The piglets weigh between 2-3 pounds at birth but grow rapidly over 26 weeks. They’ll move from pen to pen based on their size before they’re sold on the market at nearly 300lbs.
“They have all the food they can eat; they have all the water they need,” said Hoffman.
Whether overseeing the farm or flying to different states and educating the next generation of farmers, Hoffman says it’s a lot of fun. He’s happy to continue educating the public over the next year in his role as America’s Pig Farmer of the Year.
Still, he says he couldn’t do it without his family, the workers at Lazy Hog Farm, and everyone else who has contributed at the farm.
“The better the team around you, the better chance of success, and that’s what allows me what we do today,” he said.
Hoffman’s achievement is drawing accolades from the Pennsylvania Department of Agriculture.
“Pennsylvania is very proud of him on his accomplishments and proving that we are one of the leaders in the nation when it comes to agriculture,” said Greg Hostetter, with the Pennsylvania Department of Agriculture.
According to the National Pork Board, to win the award, the pig farmer must represent the very best in agriculture. The honor is awarded annually to the pig farmer who best demonstrates and lives by the We Care ethical principles.
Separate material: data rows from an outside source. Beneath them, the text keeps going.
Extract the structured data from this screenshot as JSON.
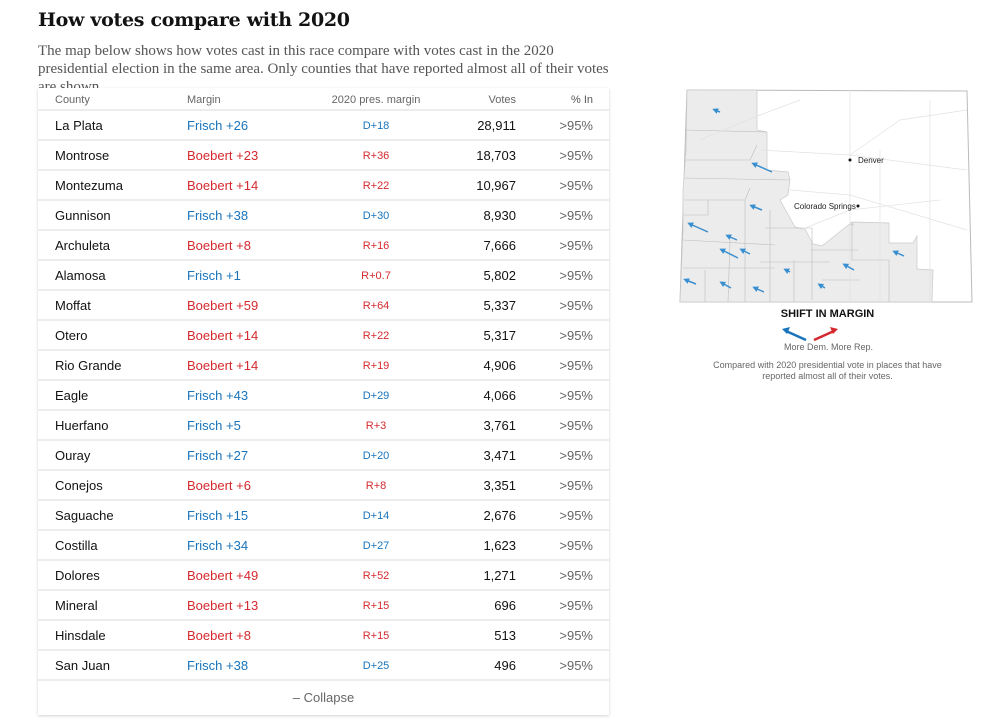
{
  "title": "How votes compare with 2020",
  "subtitle": "The map below shows how votes cast in this race compare with votes cast in the 2020 presidential election in the same area. Only counties that have reported almost all of their votes are shown.",
  "colors": {
    "dem": "#1a74bb",
    "rep": "#d42a2f"
  },
  "table": {
    "headers": [
      "County",
      "Margin",
      "2020 pres. margin",
      "Votes",
      "% In"
    ],
    "rows": [
      {
        "county": "La Plata",
        "margin": "Frisch +26",
        "party": "dem",
        "prev": "D+18",
        "prev_party": "dem",
        "votes": "28,911",
        "pct": ">95%"
      },
      {
        "county": "Montrose",
        "margin": "Boebert +23",
        "party": "rep",
        "prev": "R+36",
        "prev_party": "rep",
        "votes": "18,703",
        "pct": ">95%"
      },
      {
        "county": "Montezuma",
        "margin": "Boebert +14",
        "party": "rep",
        "prev": "R+22",
        "prev_party": "rep",
        "votes": "10,967",
        "pct": ">95%"
      },
      {
        "county": "Gunnison",
        "margin": "Frisch +38",
        "party": "dem",
        "prev": "D+30",
        "prev_party": "dem",
        "votes": "8,930",
        "pct": ">95%"
      },
      {
        "county": "Archuleta",
        "margin": "Boebert +8",
        "party": "rep",
        "prev": "R+16",
        "prev_party": "rep",
        "votes": "7,666",
        "pct": ">95%"
      },
      {
        "county": "Alamosa",
        "margin": "Frisch +1",
        "party": "dem",
        "prev": "R+0.7",
        "prev_party": "rep",
        "votes": "5,802",
        "pct": ">95%"
      },
      {
        "county": "Moffat",
        "margin": "Boebert +59",
        "party": "rep",
        "prev": "R+64",
        "prev_party": "rep",
        "votes": "5,337",
        "pct": ">95%"
      },
      {
        "county": "Otero",
        "margin": "Boebert +14",
        "party": "rep",
        "prev": "R+22",
        "prev_party": "rep",
        "votes": "5,317",
        "pct": ">95%"
      },
      {
        "county": "Rio Grande",
        "margin": "Boebert +14",
        "party": "rep",
        "prev": "R+19",
        "prev_party": "rep",
        "votes": "4,906",
        "pct": ">95%"
      },
      {
        "county": "Eagle",
        "margin": "Frisch +43",
        "party": "dem",
        "prev": "D+29",
        "prev_party": "dem",
        "votes": "4,066",
        "pct": ">95%"
      },
      {
        "county": "Huerfano",
        "margin": "Frisch +5",
        "party": "dem",
        "prev": "R+3",
        "prev_party": "rep",
        "votes": "3,761",
        "pct": ">95%"
      },
      {
        "county": "Ouray",
        "margin": "Frisch +27",
        "party": "dem",
        "prev": "D+20",
        "prev_party": "dem",
        "votes": "3,471",
        "pct": ">95%"
      },
      {
        "county": "Conejos",
        "margin": "Boebert +6",
        "party": "rep",
        "prev": "R+8",
        "prev_party": "rep",
        "votes": "3,351",
        "pct": ">95%"
      },
      {
        "county": "Saguache",
        "margin": "Frisch +15",
        "party": "dem",
        "prev": "D+14",
        "prev_party": "dem",
        "votes": "2,676",
        "pct": ">95%"
      },
      {
        "county": "Costilla",
        "margin": "Frisch +34",
        "party": "dem",
        "prev": "D+27",
        "prev_party": "dem",
        "votes": "1,623",
        "pct": ">95%"
      },
      {
        "county": "Dolores",
        "margin": "Boebert +49",
        "party": "rep",
        "prev": "R+52",
        "prev_party": "rep",
        "votes": "1,271",
        "pct": ">95%"
      },
      {
        "county": "Mineral",
        "margin": "Boebert +13",
        "party": "rep",
        "prev": "R+15",
        "prev_party": "rep",
        "votes": "696",
        "pct": ">95%"
      },
      {
        "county": "Hinsdale",
        "margin": "Boebert +8",
        "party": "rep",
        "prev": "R+15",
        "prev_party": "rep",
        "votes": "513",
        "pct": ">95%"
      },
      {
        "county": "San Juan",
        "margin": "Frisch +38",
        "party": "dem",
        "prev": "D+25",
        "prev_party": "dem",
        "votes": "496",
        "pct": ">95%"
      }
    ],
    "collapse_label": "– Collapse"
  },
  "map": {
    "cities": [
      "Denver",
      "Colorado Springs"
    ],
    "legend_title": "SHIFT IN MARGIN",
    "legend_dem": "More Dem.",
    "legend_rep": "More Rep.",
    "note": "Compared with 2020 presidential vote in places that have reported almost all of their votes."
  }
}
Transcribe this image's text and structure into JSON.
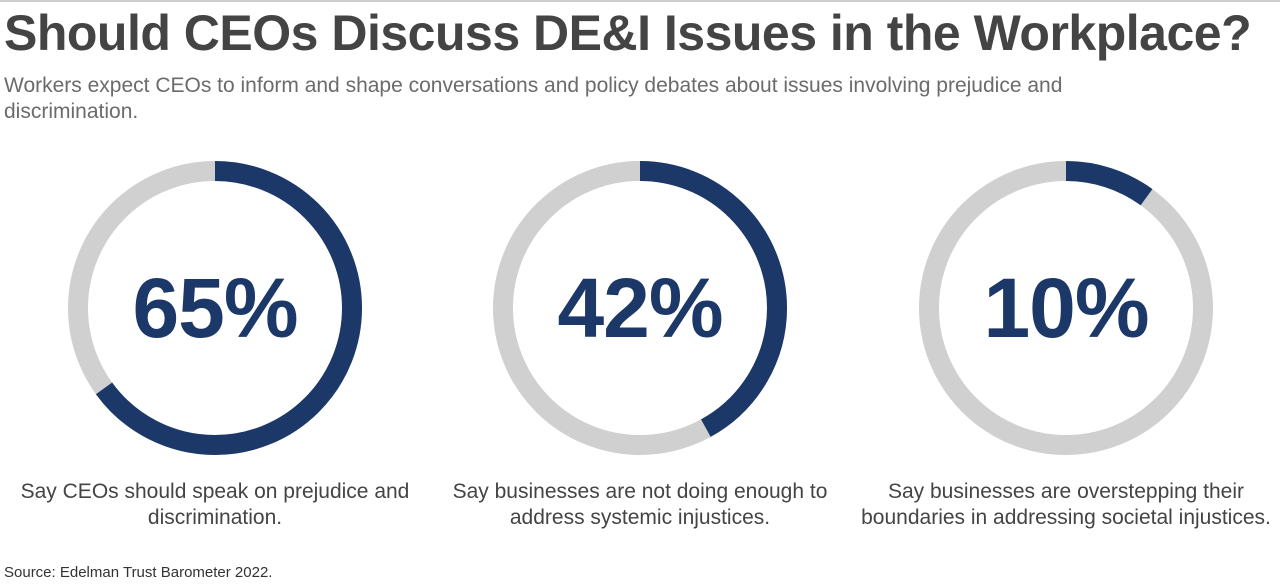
{
  "title": "Should CEOs Discuss DE&I Issues in the Workplace?",
  "subtitle": "Workers expect CEOs to inform and shape conversations and policy debates about issues involving prejudice and discrimination.",
  "source": "Source: Edelman Trust Barometer 2022.",
  "colors": {
    "filled": "#1c3868",
    "track": "#d0d0d0",
    "title": "#444444",
    "subtitle": "#6b6b6b"
  },
  "chart_data": [
    {
      "type": "pie",
      "value": 65,
      "label": "65%",
      "caption": "Say CEOs should speak on prejudice and discrimination."
    },
    {
      "type": "pie",
      "value": 42,
      "label": "42%",
      "caption": "Say businesses are not doing enough to address systemic injustices."
    },
    {
      "type": "pie",
      "value": 10,
      "label": "10%",
      "caption": "Say businesses are overstepping their boundaries in addressing societal injustices."
    }
  ]
}
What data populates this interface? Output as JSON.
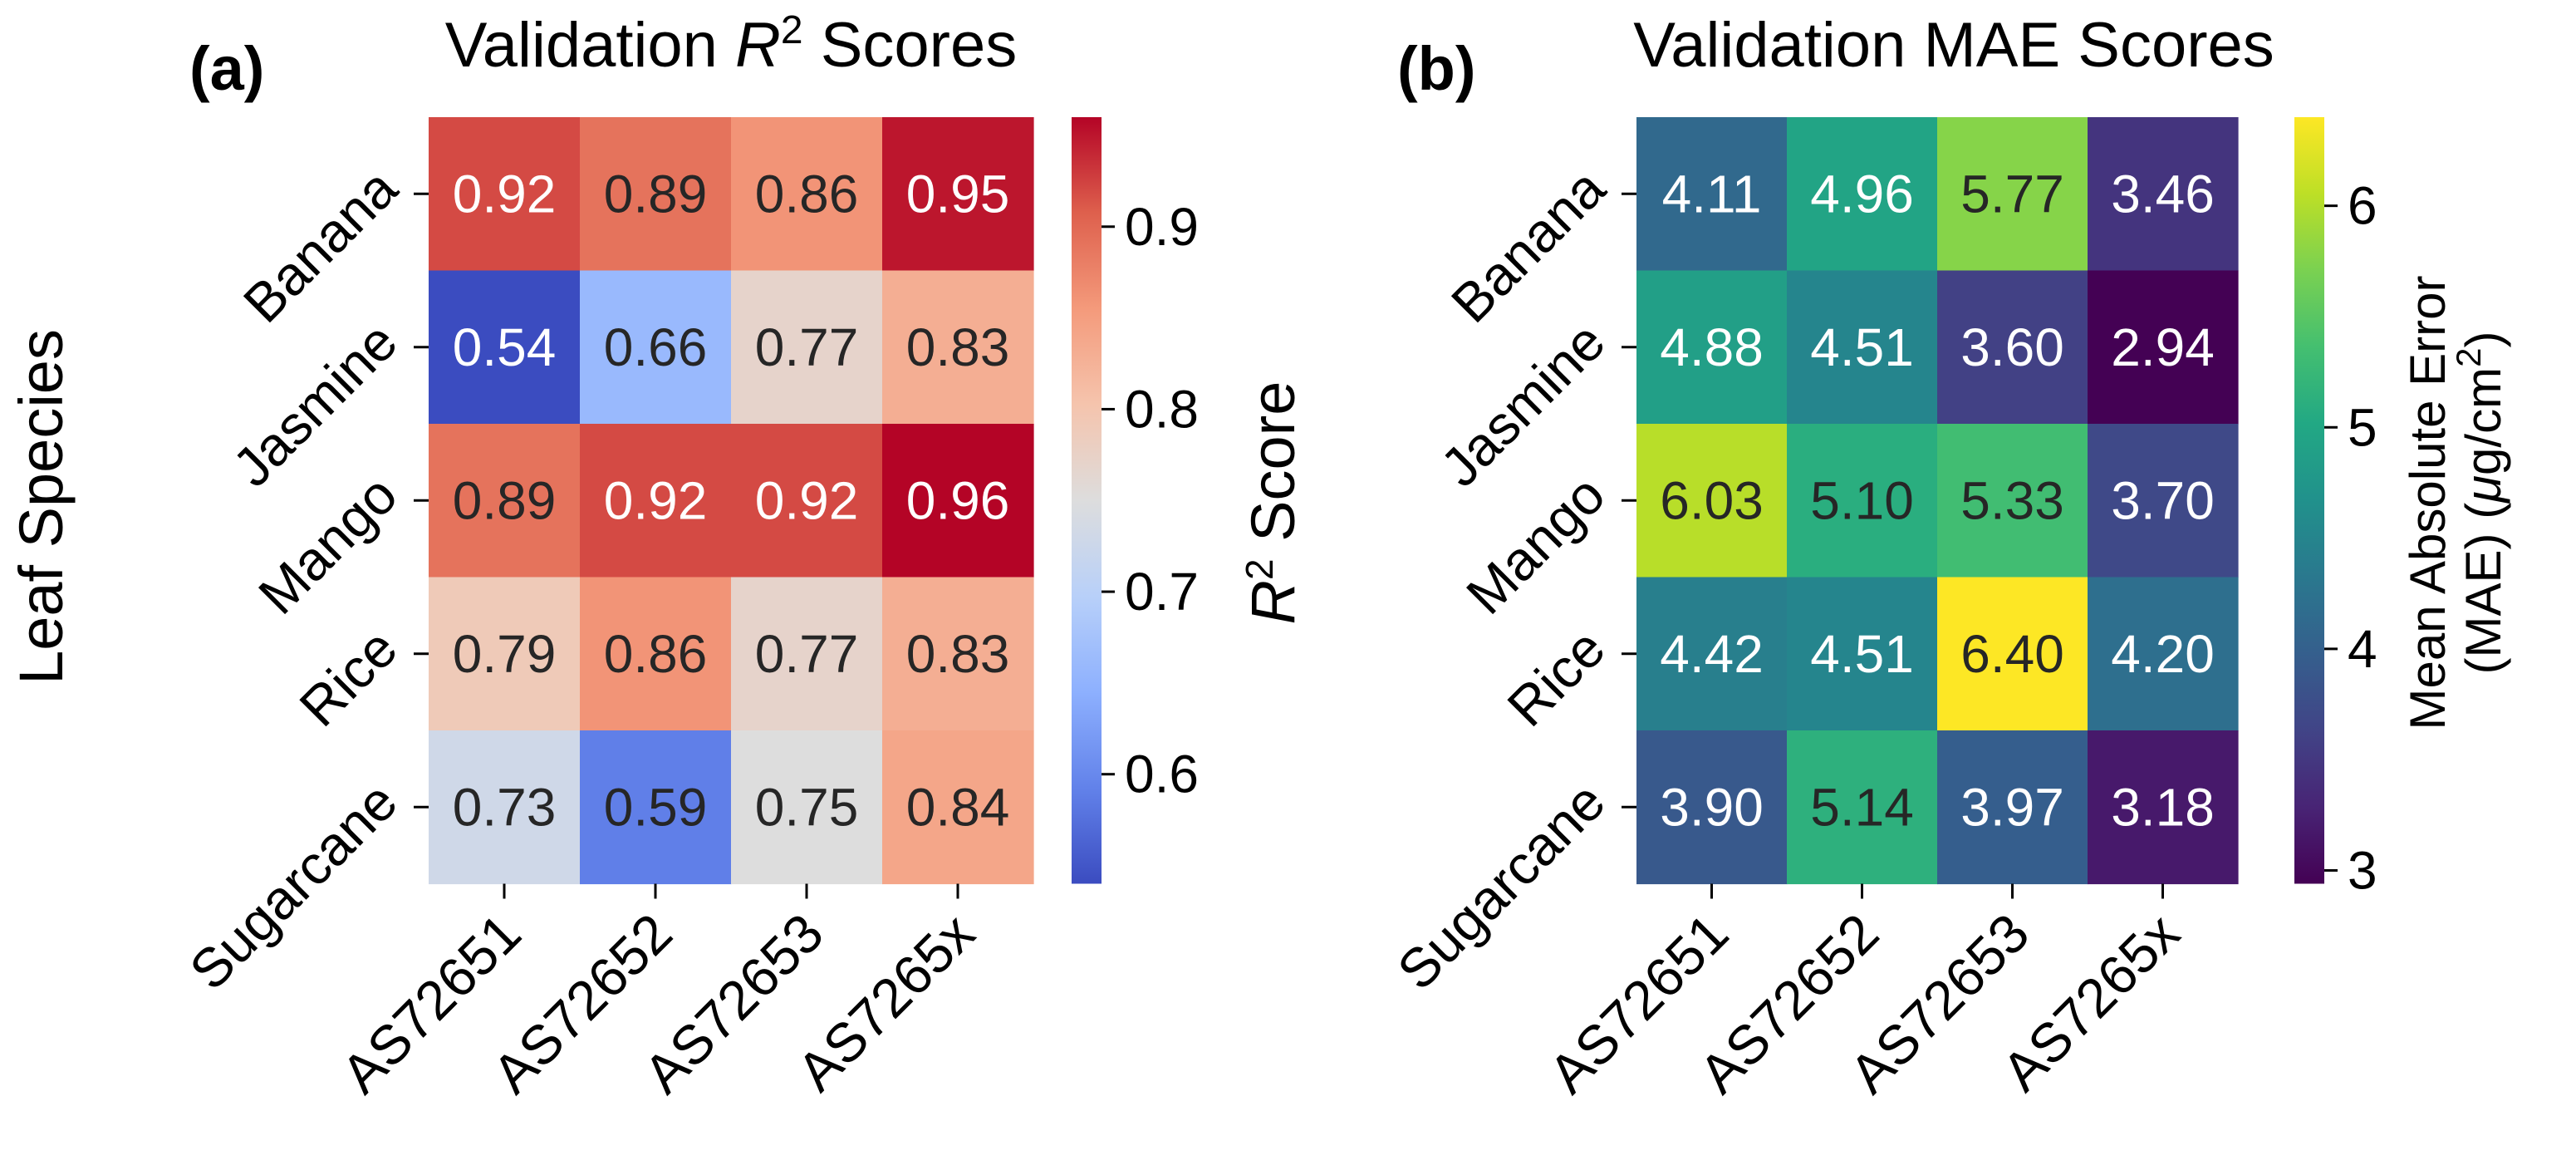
{
  "figure": {
    "ylabel": "Leaf Species",
    "rows": [
      "Banana",
      "Jasmine",
      "Mango",
      "Rice",
      "Sugarcane"
    ],
    "columns": [
      "AS72651",
      "AS72652",
      "AS72653",
      "AS7265x"
    ]
  },
  "panels": [
    {
      "label": "(a)",
      "title_prefix": "Validation ",
      "title_var": "R",
      "title_sup": "2",
      "title_suffix": " Scores",
      "colorbar": {
        "label_var": "R",
        "label_sup": "2",
        "label_suffix": " Score",
        "ticks": [
          "0.6",
          "0.7",
          "0.8",
          "0.9"
        ]
      }
    },
    {
      "label": "(b)",
      "title": "Validation MAE Scores",
      "colorbar": {
        "label_line1": "Mean Absolute Error",
        "label_line2_prefix": "(MAE) (",
        "label_line2_mu": "μ",
        "label_line2_unit": "g/cm",
        "label_line2_sup": "2",
        "label_line2_suffix": ")",
        "ticks": [
          "3",
          "4",
          "5",
          "6"
        ]
      }
    }
  ],
  "chart_data": [
    {
      "type": "heatmap",
      "title": "Validation R^2 Scores",
      "xlabel": "",
      "ylabel": "Leaf Species",
      "x": [
        "AS72651",
        "AS72652",
        "AS72653",
        "AS7265x"
      ],
      "y": [
        "Banana",
        "Jasmine",
        "Mango",
        "Rice",
        "Sugarcane"
      ],
      "values": [
        [
          0.92,
          0.89,
          0.86,
          0.95
        ],
        [
          0.54,
          0.66,
          0.77,
          0.83
        ],
        [
          0.89,
          0.92,
          0.92,
          0.96
        ],
        [
          0.79,
          0.86,
          0.77,
          0.83
        ],
        [
          0.73,
          0.59,
          0.75,
          0.84
        ]
      ],
      "labels": [
        [
          "0.92",
          "0.89",
          "0.86",
          "0.95"
        ],
        [
          "0.54",
          "0.66",
          "0.77",
          "0.83"
        ],
        [
          "0.89",
          "0.92",
          "0.92",
          "0.96"
        ],
        [
          "0.79",
          "0.86",
          "0.77",
          "0.83"
        ],
        [
          "0.73",
          "0.59",
          "0.75",
          "0.84"
        ]
      ],
      "colormap": "coolwarm",
      "vmin": 0.54,
      "vmax": 0.96,
      "colorbar_ticks": [
        0.6,
        0.7,
        0.8,
        0.9
      ],
      "colorbar_label": "R^2 Score"
    },
    {
      "type": "heatmap",
      "title": "Validation MAE Scores",
      "xlabel": "",
      "ylabel": "",
      "x": [
        "AS72651",
        "AS72652",
        "AS72653",
        "AS7265x"
      ],
      "y": [
        "Banana",
        "Jasmine",
        "Mango",
        "Rice",
        "Sugarcane"
      ],
      "values": [
        [
          4.11,
          4.96,
          5.77,
          3.46
        ],
        [
          4.88,
          4.51,
          3.6,
          2.94
        ],
        [
          6.03,
          5.1,
          5.33,
          3.7
        ],
        [
          4.42,
          4.51,
          6.4,
          4.2
        ],
        [
          3.9,
          5.14,
          3.97,
          3.18
        ]
      ],
      "labels": [
        [
          "4.11",
          "4.96",
          "5.77",
          "3.46"
        ],
        [
          "4.88",
          "4.51",
          "3.60",
          "2.94"
        ],
        [
          "6.03",
          "5.10",
          "5.33",
          "3.70"
        ],
        [
          "4.42",
          "4.51",
          "6.40",
          "4.20"
        ],
        [
          "3.90",
          "5.14",
          "3.97",
          "3.18"
        ]
      ],
      "colormap": "viridis",
      "vmin": 2.94,
      "vmax": 6.4,
      "colorbar_ticks": [
        3,
        4,
        5,
        6
      ],
      "colorbar_label": "Mean Absolute Error (MAE) (μg/cm^2)"
    }
  ]
}
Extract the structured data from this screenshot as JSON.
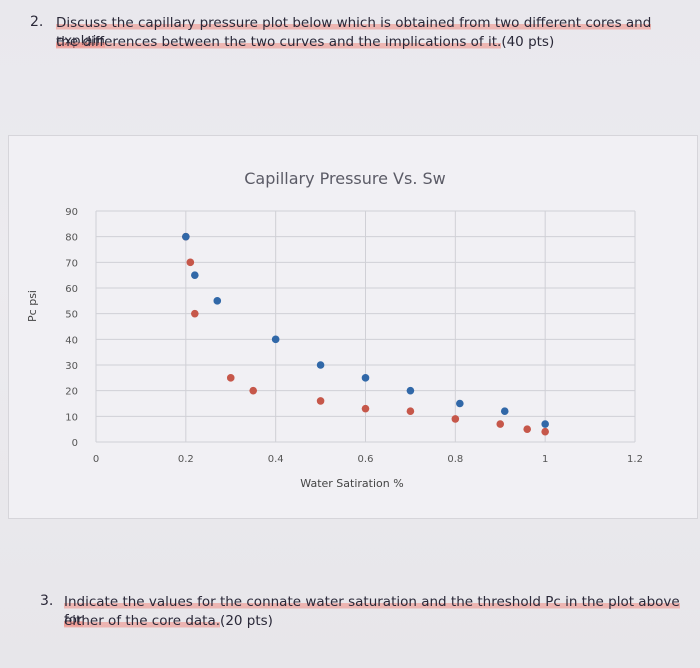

The winner is asked to share his or her story of pig farming with the American public while representing all pig farmers and will:
• Receive 24/7 support from the National Pork Board for all communications activities, travel logistics and expenses.
• Spend no more than 15 days total away from the farm from Oct. 2019 – Sept. 2020.
• Receive a $15,000 honorarium to help compensate for time away.